36ème forage réussi sur le mont Sharp, sur un rocher appelé "Canaima". L'échantillon de roche pulvérisée a été acquis le 3 octobre 2022. Crédit : NASA/JPL-Caltech/MSSS
« Comme avant chaque forage, nous avons balayé la poussière, puis pénétré la surface supérieure de "Canaima" avec le foret. L'absence de rayures ou d'indentations montrait que la roche était difficile à percer », a déclaré la nouvelle chef de projet de Curiosity, Kathya Zamora-Garcia du Jet Propulsion Laboratory de la NASA en Californie du Sud.
« Nous avons fait une pause pour déterminer si cela posait un risque pour notre bras. Avec le nouvel algorithme de forage, créé pour minimiser l'utilisation de la percussion, nous nous sommes sentis à l'aise pour collecter un échantillon de "Canaima". Il s'est avéré qu'aucune percussion n'était nécessaire. Les scientifiques de la mission ont hâte d'analyser cet échantillon avec l'instrument de chimie et de minéralogie (CheMin) et l'instrument d'analyse d'échantillons sur Mars ( SAM ) ».

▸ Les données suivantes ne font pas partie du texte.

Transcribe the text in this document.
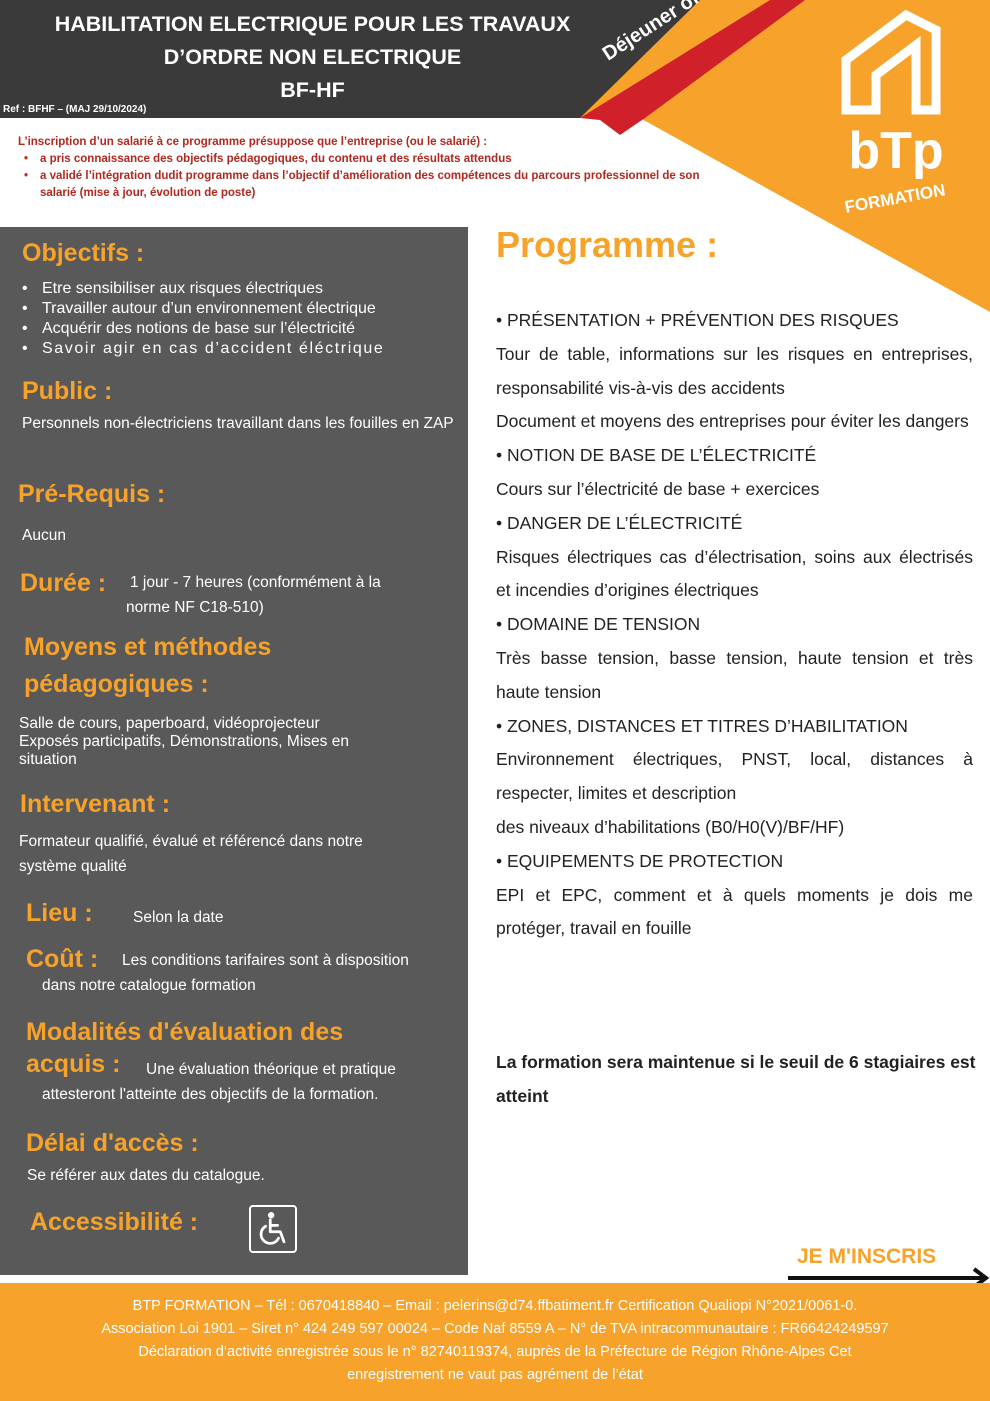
HABILITATION ELECTRIQUE POUR LES TRAVAUX
D’ORDRE NON ELECTRIQUE
BF-HF
Ref : BFHF – (MAJ 29/10/2024)
bTp
FORMATION
L’inscription d’un salarié à ce programme présuppose que l’entreprise (ou le salarié) :
• a pris connaissance des objectifs pédagogiques, du contenu et des résultats attendus
• a validé l’intégration dudit programme dans l’objectif d’amélioration des compétences du parcours professionnel de son salarié (mise à jour, évolution de poste)
Objectifs :
• Etre sensibiliser aux risques électriques
• Travailler autour d’un environnement électrique
• Acquérir des notions de base sur l’électricité
• Savoir agir en cas d’accident éléctrique
Public :
Personnels non-électriciens travaillant dans les fouilles en ZAP
Pré-Requis :
Aucun
Durée : 1 jour - 7 heures (conformément à la
norme NF C18-510)
Moyens et méthodes
pédagogiques :
Salle de cours, paperboard, vidéoprojecteur
Exposés participatifs, Démonstrations, Mises en
situation
Intervenant :
Formateur qualifié, évalué et référencé dans notre
système qualité
Lieu :	Selon la date
Coût : Les conditions tarifaires sont à disposition
dans notre catalogue formation
Modalités d'évaluation des
acquis : Une évaluation théorique et pratique
attesteront l'atteinte des objectifs de la formation.
Délai d'accès :
Se référer aux dates du catalogue.
Accessibilité :
Programme :

• PRÉSENTATION + PRÉVENTION DES RISQUES

Tour de table, informations sur les risques en entreprises, responsabilité vis-à-vis des accidents

Document et moyens des entreprises pour éviter les dangers

• NOTION DE BASE DE L’ÉLECTRICITÉ

Cours sur l’électricité de base + exercices

• DANGER DE L’ÉLECTRICITÉ

Risques électriques cas d’électrisation, soins aux électrisés et incendies d’origines électriques

• DOMAINE DE TENSION

Très basse tension, basse tension, haute tension et très haute tension

• ZONES, DISTANCES ET TITRES D’HABILITATION

Environnement électriques, PNST, local, distances à respecter, limites et description

des niveaux d’habilitations (B0/H0(V)/BF/HF)

• EQUIPEMENTS DE PROTECTION

EPI et EPC, comment et à quels moments je dois me protéger, travail en fouille

La formation sera maintenue si le seuil de 6 stagiaires est atteint
JE M'INSCRIS
BTP FORMATION – Tél : 0670418840 – Email : pelerins@d74.ffbatiment.fr Certification Qualiopi N°2021/0061-0.
Association Loi 1901 – Siret n° 424 249 597 00024 – Code Naf 8559 A – N° de TVA intracommunautaire : FR66424249597
Déclaration d’activité enregistrée sous le n° 82740119374, auprès de la Préfecture de Région Rhône-Alpes Cet
enregistrement ne vaut pas agrément de l’état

Cette grille montre les 36 trous forés par le rover Curiosity à l'aide de la perceuse à l'extrémité de son bras robotique. Les images de la grille ont été capturées par le Mars Hand Lens Imager (MAHLI) à l'extrémité du bras de Curiosity. Cliquez sur l'image pour l'agrandir. Crédit : NASA/JPL-Caltech/MSSS
Le voyage vers la région riche en sulfates a conduit Curiosity à travers un terrain dangereux, y compris en août dernier dans le col sablonneux de "Paraitepuy", qui serpente entre de hautes collines. Il a fallu plus d'un mois au rover pour naviguer en toute sécurité afin d'atteindre enfin sa destination.

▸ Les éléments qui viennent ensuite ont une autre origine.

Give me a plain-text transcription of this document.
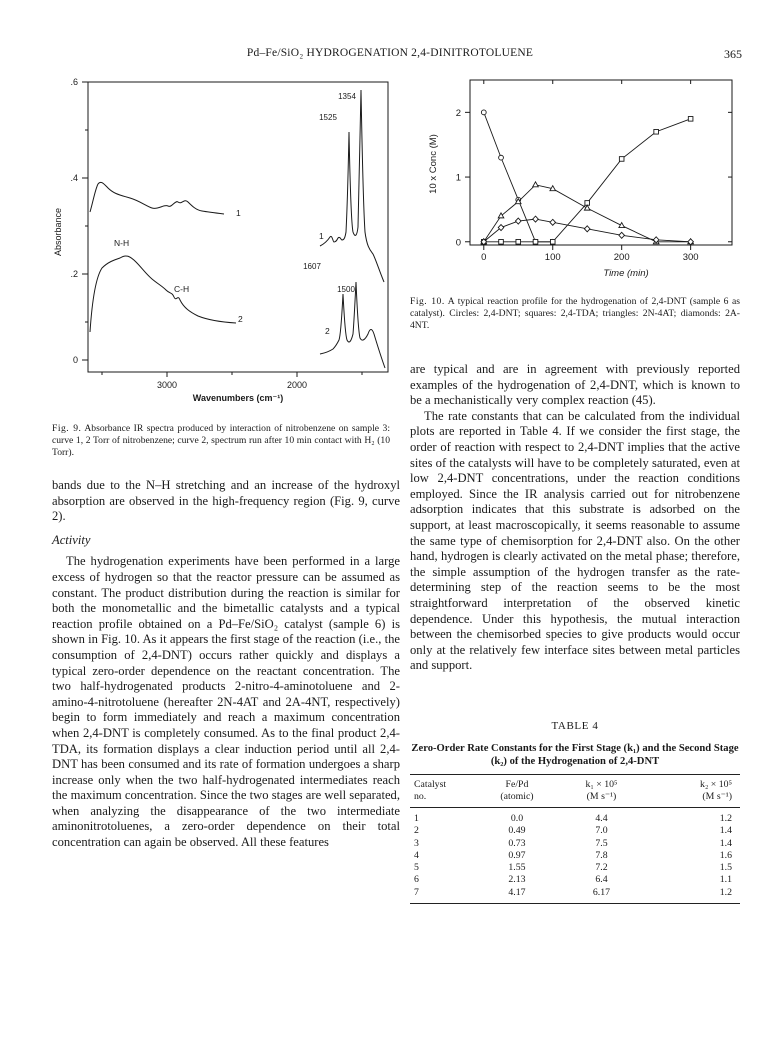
Pd–Fe/SiO₂ HYDROGENATION 2,4-DINITROTOLUENE	365
.6
.4
.2
0
Absorbance
3000	2000
Wavenumbers (cm⁻¹)
1354
1525
1607
1500
N-H
C-H
1
2
1
2
Fig. 9. Absorbance IR spectra produced by interaction of nitrobenzene on sample 3: curve 1, 2 Torr of nitrobenzene; curve 2, spectrum run after 10 min contact with H₂ (10 Torr).
0	100	200	300
0
1
2
10 x Conc (M)
Time (min)
Fig. 10. A typical reaction profile for the hydrogenation of 2,4-DNT (sample 6 as catalyst). Circles: 2,4-DNT; squares: 2,4-TDA; triangles: 2N-4AT; diamonds: 2A-4NT.

bands due to the N–H stretching and an increase of the hydroxyl absorption are observed in the high-frequency region (Fig. 9, curve 2).

Activity

The hydrogenation experiments have been performed in a large excess of hydrogen so that the reactor pressure can be assumed as constant. The product distribution during the reaction is similar for both the monometallic and the bimetallic catalysts and a typical reaction profile obtained on a Pd–Fe/SiO₂ catalyst (sample 6) is shown in Fig. 10. As it appears the first stage of the reaction (i.e., the consumption of 2,4-DNT) occurs rather quickly and displays a typical zero-order dependence on the reactant concentration. The two half-hydrogenated products 2-nitro-4-aminotoluene and 2-amino-4-nitrotoluene (hereafter 2N-4AT and 2A-4NT, respectively) begin to form immediately and reach a maximum concentration when 2,4-DNT is completely consumed. As to the final product 2,4-TDA, its formation displays a clear induction period until all 2,4-DNT has been consumed and its rate of formation undergoes a sharp increase only when the two half-hydrogenated intermediates reach the maximum concentration. Since the two stages are well separated, when analyzing the disappearance of the two intermediate aminonitrotoluenes, a zero-order dependence on their total concentration can again be observed. All these features

are typical and are in agreement with previously reported examples of the hydrogenation of 2,4-DNT, which is known to be a mechanistically very complex reaction (45).

The rate constants that can be calculated from the individual plots are reported in Table 4. If we consider the first stage, the order of reaction with respect to 2,4-DNT implies that the active sites of the catalysts will have to be completely saturated, even at low 2,4-DNT concentrations, under the reaction conditions employed. Since the IR analysis carried out for nitrobenzene adsorption indicates that this substrate is adsorbed on the support, at least macroscopically, it seems reasonable to assume the same type of chemisorption for 2,4-DNT also. On the other hand, hydrogen is clearly activated on the metal phase; therefore, the simple assumption of the hydrogen transfer as the rate-determining step of the reaction seems to be the most straightforward interpretation of the observed kinetic dependence. Under this hypothesis, the mutual interaction between the chemisorbed species to give products would occur only at the relatively few interface sites between metal particles and support.

TABLE 4
Zero-Order Rate Constants for the First Stage (k₁) and the Second Stage (k₂) of the Hydrogenation of 2,4-DNT
Catalyst	Fe/Pd	k₁ × 10⁵	k₂ × 10⁵
no.	(atomic)	(M s⁻¹)	(M s⁻¹)
1	0.0	4.4	1.2
2	0.49	7.0	1.4
3	0.73	7.5	1.4
4	0.97	7.8	1.6
5	1.55	7.2	1.5
6	2.13	6.4	1.1
7	4.17	6.17	1.2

Alors que les rochers tranchants peuvent endommager les roues de Curiosity, le sable peut être tout aussi dangereux, provoquant potentiellement le blocage du rover si les roues perdent leur traction. Les conducteurs du rover doivent naviguer avec précaution dans ces zones. Les collines bloquaient la vue du ciel de Curiosity, obligeant le rover à être soigneusement orienté en fonction de l'endroit où il pouvait pointer ses antennes vers la Terre et de la durée pendant laquelle il pouvait communiquer avec les orbiteurs passant au-dessus.

Cette scène a été capturée par Curiosity le 9 septembre 2015, lorsque le rover était à plusieurs kilomètres de son emplacement actuel. Le cercle indique l'emplacement d'un rocher que le rover a récemment atteint. À gauche de celui-ci se trouve le col de "Paraitepuy", que Curiosity traverse maintenant. Cliquez sur l'image pour l'agrandir. Crédit : NASA/JPL-Caltech/MSSS
Après avoir bravé ces risques, l'équipe a été récompensée par certains paysages parmi les plus fascinants de la mission, que le rover a immortalisé avec un panorama capturé le 14 août dernier à l'aide de sa caméra Mastcam. « Nous recevions de nouvelles images impressionnantes tous les matins », a déclaré Elena Amador-French du JPL, coordinatrice des opérations scientifiques de Curiosity entre les équipes scientifiques et l'ingénierie. « Les crêtes de sable sont splendides. On peut apercevoir les traces de roues du rover, et les falaises magnifiques ».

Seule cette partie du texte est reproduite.